Monday 12 September 2011

Making words work hard


I have been interested for a while in the way that some authors seem to pack much more interest into a given word count. How do they do it?
In all the material I have read about writing I have never come across this as a concept, so here is my take on it. I can't claim to have this completely worked out, but maybe it will strike a chord with other people who could provide some examples.
A word, or for that matter a collection of words in a phrase or a sentence can do a lot of different things. We all know that nouns are things and verbs are actions and these can be modified by adjectives and adverbs and joined together by conjunctions. OK so that gives us a mechanical view of the way words work, but there is an alternative taxonomy that could be applied. Words might describe a scene, or a character; they may create atmosphere, or drive the plot along. They may add back-story, or they may be there to add mystery or suspense.
I'm sure there are better taxonomies than mine but I think key thing is that really effective writers manage to get a lot of words to do more than one of those things at once.
At a simple level I'm sure all writers know that setting a scene will not only describe some physical features, like where the chairs are, but atmosphere could come in the same package and on top of that the fact that a particular character was in that scene might also tell the reader something about the character and it might be telling you something about back-story or adding something to the plot. If each of those things is done individually, the pace slows down and the piece can start to feel wooden and over written.
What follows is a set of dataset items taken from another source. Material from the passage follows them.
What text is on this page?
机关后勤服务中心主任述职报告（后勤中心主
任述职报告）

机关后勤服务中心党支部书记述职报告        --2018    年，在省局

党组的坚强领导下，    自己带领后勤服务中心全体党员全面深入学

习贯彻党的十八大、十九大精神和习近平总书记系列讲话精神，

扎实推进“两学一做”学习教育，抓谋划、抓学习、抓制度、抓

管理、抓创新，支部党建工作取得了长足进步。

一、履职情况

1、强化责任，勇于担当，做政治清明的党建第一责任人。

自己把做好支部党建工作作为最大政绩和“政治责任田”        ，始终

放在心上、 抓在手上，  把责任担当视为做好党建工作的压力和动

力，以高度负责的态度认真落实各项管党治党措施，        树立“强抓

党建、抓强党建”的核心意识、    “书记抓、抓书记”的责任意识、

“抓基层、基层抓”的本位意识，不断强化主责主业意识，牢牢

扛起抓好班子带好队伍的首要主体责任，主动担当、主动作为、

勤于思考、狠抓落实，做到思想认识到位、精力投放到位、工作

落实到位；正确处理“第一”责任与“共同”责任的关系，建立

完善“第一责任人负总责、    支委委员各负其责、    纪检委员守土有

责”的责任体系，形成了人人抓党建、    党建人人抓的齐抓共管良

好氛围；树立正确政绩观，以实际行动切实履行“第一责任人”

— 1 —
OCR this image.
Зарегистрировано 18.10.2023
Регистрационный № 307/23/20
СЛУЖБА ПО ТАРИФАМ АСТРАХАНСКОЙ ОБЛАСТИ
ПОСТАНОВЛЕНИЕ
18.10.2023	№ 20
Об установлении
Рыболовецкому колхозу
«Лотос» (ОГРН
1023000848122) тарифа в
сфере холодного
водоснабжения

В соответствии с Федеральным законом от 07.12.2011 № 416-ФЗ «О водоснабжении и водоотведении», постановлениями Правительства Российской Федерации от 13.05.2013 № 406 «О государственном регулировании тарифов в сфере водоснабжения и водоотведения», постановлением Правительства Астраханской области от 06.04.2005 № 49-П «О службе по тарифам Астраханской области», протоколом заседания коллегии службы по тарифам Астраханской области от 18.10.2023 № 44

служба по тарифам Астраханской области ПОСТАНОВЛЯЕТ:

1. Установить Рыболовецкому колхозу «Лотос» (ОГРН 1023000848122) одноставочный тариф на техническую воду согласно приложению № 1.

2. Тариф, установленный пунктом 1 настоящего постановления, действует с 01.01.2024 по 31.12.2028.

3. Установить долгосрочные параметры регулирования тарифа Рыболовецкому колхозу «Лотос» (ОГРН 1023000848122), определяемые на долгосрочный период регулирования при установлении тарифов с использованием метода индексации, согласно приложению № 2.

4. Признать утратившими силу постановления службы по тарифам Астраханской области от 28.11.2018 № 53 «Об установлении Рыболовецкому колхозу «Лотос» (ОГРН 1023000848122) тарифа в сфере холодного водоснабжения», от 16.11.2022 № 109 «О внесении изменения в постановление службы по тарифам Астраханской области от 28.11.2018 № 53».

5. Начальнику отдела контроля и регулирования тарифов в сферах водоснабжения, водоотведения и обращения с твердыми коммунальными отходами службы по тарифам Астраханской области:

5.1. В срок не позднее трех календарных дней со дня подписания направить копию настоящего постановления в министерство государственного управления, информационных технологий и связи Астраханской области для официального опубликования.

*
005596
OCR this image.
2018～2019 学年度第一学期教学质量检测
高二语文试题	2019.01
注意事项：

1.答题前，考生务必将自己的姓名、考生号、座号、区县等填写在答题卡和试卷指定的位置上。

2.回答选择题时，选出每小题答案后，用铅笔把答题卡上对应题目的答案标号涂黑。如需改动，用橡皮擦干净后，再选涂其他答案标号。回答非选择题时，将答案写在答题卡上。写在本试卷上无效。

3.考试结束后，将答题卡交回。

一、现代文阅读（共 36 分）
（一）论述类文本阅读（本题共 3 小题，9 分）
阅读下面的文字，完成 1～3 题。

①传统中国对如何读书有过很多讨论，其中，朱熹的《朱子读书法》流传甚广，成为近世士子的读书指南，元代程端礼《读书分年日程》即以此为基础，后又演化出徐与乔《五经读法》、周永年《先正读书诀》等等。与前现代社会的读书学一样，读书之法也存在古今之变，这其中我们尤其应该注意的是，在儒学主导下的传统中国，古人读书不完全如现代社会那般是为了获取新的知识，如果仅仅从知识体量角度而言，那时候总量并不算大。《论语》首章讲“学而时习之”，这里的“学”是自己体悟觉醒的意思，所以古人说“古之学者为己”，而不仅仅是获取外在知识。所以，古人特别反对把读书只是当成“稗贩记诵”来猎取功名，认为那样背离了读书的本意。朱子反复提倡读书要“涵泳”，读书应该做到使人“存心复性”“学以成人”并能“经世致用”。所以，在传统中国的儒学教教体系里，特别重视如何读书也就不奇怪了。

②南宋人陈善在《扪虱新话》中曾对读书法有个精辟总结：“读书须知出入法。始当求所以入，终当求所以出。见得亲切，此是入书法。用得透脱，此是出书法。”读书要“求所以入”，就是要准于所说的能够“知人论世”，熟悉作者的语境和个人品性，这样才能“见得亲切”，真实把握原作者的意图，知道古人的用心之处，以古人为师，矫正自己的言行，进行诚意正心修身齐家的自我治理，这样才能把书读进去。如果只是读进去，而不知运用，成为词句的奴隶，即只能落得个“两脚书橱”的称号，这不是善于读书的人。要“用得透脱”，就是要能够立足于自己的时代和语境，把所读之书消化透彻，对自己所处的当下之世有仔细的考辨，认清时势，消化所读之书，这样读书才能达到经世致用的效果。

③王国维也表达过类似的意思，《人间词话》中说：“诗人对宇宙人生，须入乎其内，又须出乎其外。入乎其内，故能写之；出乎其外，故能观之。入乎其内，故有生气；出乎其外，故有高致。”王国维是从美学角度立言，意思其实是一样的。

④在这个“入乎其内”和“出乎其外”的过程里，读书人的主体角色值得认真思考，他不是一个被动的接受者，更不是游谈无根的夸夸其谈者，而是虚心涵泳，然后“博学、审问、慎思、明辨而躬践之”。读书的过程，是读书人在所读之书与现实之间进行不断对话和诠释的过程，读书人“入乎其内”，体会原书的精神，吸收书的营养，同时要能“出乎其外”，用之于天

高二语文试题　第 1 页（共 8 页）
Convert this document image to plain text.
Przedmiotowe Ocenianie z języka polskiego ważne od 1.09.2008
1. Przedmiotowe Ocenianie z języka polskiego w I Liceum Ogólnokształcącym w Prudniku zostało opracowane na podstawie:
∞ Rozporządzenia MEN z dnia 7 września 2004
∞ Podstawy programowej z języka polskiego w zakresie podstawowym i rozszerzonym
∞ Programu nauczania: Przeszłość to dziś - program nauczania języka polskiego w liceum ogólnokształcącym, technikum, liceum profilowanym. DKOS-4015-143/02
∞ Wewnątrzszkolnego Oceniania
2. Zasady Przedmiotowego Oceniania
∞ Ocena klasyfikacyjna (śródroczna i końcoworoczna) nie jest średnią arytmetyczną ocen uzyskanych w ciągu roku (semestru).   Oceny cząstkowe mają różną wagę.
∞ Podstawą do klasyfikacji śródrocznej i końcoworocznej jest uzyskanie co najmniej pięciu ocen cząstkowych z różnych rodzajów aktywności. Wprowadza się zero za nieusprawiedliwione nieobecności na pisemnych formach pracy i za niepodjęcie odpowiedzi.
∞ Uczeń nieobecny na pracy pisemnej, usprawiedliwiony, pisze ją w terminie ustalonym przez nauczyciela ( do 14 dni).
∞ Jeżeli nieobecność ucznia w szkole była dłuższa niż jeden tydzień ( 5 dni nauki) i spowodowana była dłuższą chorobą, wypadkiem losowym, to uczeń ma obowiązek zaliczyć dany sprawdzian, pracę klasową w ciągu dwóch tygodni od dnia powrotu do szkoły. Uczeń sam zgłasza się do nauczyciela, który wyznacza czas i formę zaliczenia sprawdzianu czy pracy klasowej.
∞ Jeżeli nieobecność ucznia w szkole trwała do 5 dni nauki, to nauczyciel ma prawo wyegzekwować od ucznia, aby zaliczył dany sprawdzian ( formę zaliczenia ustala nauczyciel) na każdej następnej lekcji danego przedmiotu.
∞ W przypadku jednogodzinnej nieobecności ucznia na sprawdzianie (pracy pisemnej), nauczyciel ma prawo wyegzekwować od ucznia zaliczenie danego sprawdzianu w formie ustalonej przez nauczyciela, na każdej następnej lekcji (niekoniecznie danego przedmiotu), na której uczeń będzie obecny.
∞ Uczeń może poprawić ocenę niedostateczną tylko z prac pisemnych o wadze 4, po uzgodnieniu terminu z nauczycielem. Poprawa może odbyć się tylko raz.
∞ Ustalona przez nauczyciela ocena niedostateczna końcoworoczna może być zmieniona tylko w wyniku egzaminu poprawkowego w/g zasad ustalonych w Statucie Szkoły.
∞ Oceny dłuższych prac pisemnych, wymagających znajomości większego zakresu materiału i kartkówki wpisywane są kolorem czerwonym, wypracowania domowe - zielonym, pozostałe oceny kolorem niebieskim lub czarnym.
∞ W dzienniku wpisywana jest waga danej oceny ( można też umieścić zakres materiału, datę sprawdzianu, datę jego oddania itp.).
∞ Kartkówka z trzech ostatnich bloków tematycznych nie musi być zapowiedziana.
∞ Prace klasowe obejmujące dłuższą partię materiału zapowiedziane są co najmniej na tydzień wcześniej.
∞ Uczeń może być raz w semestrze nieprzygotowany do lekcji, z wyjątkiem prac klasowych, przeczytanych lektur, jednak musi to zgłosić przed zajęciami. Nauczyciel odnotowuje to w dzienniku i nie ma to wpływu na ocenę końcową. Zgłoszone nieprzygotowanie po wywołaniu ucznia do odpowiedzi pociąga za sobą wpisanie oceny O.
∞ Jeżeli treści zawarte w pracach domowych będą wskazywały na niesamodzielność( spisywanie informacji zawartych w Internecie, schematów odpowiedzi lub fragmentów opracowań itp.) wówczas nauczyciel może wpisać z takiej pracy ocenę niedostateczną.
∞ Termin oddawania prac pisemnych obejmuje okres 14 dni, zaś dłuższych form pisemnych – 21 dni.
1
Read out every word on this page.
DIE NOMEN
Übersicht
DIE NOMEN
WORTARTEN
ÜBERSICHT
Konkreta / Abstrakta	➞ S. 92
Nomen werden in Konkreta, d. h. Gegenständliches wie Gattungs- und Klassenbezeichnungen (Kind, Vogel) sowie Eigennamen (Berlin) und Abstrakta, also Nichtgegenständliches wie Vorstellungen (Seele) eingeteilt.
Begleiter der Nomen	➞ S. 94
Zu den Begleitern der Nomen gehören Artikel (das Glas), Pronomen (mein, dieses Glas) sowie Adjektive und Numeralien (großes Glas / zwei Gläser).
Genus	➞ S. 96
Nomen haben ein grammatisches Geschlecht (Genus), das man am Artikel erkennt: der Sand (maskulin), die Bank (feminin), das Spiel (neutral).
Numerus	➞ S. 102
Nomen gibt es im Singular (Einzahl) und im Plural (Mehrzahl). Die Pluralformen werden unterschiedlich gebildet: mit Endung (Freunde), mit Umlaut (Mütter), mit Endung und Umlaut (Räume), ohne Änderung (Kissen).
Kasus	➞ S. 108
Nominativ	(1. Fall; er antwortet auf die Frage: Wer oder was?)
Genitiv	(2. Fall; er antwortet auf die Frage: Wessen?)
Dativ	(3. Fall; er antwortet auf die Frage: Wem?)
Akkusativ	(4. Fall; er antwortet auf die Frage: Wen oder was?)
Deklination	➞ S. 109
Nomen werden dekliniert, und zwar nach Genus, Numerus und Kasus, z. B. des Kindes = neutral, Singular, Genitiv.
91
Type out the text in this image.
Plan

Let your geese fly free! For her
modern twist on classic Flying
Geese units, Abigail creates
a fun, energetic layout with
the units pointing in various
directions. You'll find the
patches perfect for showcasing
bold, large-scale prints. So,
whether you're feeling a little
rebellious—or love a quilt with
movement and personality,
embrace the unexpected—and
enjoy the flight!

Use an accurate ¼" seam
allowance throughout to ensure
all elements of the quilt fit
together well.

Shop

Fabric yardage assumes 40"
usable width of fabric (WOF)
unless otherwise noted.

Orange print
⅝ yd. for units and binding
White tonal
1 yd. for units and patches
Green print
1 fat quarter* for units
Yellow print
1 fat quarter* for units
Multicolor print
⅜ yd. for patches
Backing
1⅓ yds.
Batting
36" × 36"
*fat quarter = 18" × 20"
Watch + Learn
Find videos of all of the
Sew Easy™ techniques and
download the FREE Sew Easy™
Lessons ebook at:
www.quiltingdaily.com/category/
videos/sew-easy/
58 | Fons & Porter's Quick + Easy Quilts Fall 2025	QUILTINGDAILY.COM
When the same words do several jobs, readers find themselves more engaged because their brain starts to work the way it does in real life.
If I go to meet someone, for whatever reason, it is quite likely that as I walk into the room, something will remind me of another room somewhere in my past, at the same time I may be looking for the coffee, deciding where to sit and trying to remember all the things I was planning to say. I may be subconsciously taking in what the room tells me about the person I am meeting, or about the company he or she works for and maybe getting some signals about body language, or hoping their perfume doesn't make me sneeze.
If I was better at reading like a writer, I'd have stored up a load of examples, which I could drop with panache into the blog, but I'm hopeless at making notes and remembering stuff like that. You might say that if I don't have any examples to quote, how do I prove that it's true. As someone who spent their life promoting evidence based policies and research in health care, I have to say that's a fair point. In part I don't have the evidence because I'm lazy, but also if it's done right the reader hardly knows it's happening. That's the real trick.